When I first moved to the Bay Area, I decided to make a list of all the things that were important to me in deciding whether to date someone.
The list was simple:
- He had to have been married
- He had to be single for two years minimum
- He had to have no children of age to be living at home
- He had to have no usage of drugs
- He had to be a smoker
I had dated a few men in my twenties who had never been married and they were one of two categories: 1) they were afraid of commitment 2) they were not good relationship mater because the were too independent. I was tired of training men how to be in a relationship only to have them move on to the next relationship and end up married.
If he had divorced less than two years, it was more likely he was still harboring ill will towards his ex-wife and I was not interested in listening to rantings about how poorly they faired in the divorce.
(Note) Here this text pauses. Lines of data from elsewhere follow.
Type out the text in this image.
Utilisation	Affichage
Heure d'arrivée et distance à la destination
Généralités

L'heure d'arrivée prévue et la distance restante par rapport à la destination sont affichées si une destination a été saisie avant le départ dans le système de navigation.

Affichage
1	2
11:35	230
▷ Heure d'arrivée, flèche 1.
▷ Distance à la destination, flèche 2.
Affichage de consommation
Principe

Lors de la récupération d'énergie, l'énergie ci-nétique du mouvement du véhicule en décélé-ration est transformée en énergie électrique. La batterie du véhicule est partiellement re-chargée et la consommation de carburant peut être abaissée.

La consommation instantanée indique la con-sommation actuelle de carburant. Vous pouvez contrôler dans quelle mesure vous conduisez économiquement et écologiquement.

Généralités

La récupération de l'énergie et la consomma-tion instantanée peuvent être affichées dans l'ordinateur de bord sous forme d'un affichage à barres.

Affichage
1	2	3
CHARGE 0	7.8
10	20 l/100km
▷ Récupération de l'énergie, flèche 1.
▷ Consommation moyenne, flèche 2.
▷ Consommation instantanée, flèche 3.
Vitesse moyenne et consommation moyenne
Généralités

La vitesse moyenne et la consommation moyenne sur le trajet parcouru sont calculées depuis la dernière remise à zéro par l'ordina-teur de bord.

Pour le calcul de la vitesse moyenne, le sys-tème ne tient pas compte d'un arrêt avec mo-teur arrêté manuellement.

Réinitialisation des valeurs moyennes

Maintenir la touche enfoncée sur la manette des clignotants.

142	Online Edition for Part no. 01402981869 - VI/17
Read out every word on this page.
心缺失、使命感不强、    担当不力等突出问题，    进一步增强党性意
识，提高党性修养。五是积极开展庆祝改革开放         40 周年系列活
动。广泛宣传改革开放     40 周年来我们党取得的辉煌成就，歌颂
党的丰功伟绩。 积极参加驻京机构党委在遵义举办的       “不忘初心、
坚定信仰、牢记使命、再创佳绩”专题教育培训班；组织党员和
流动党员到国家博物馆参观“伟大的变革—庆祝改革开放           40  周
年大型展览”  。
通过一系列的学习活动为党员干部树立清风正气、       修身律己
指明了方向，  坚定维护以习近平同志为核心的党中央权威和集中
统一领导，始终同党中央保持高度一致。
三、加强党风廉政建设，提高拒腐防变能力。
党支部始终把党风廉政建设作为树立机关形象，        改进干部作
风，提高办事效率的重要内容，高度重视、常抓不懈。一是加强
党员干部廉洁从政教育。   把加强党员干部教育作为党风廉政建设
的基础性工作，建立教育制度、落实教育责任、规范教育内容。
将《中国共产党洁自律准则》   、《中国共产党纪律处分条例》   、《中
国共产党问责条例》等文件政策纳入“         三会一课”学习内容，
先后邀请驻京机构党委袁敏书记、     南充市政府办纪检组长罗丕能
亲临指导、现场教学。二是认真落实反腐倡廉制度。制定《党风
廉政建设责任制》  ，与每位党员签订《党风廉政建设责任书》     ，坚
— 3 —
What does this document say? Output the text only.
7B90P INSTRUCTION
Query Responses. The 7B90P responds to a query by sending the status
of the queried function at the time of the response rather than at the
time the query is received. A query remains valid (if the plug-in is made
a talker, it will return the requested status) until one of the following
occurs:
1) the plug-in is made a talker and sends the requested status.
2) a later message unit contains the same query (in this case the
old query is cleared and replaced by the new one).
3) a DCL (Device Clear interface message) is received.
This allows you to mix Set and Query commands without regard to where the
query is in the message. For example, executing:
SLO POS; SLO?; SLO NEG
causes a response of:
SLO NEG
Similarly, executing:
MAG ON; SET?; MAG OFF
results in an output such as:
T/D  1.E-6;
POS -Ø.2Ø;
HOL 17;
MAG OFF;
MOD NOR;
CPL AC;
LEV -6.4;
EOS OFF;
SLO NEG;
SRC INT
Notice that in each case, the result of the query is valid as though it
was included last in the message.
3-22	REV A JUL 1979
I had having my weekend plans canceled because of men’s children needing their attention. I agree the children should be their priority, just not mine.
I was exposed to my ex-husband’s abuse of marijuana and who knows what else, so I have no tolerance to drugs of any kind. They are a waste of time and energy and more than anything, the steal the life from those how use and all who are involved in their lives.
And as ridiculous as it was, I smoked two packs a day and I didn’t not take kindly to someone nagging me about quitting.
I could run through my list in less than 60 seconds. I knew right away whether it would be worth my time to pursue a conversation any longer than that.
Although that might seem judgmental, but why should I waste his time or mine when I knew what would work for me.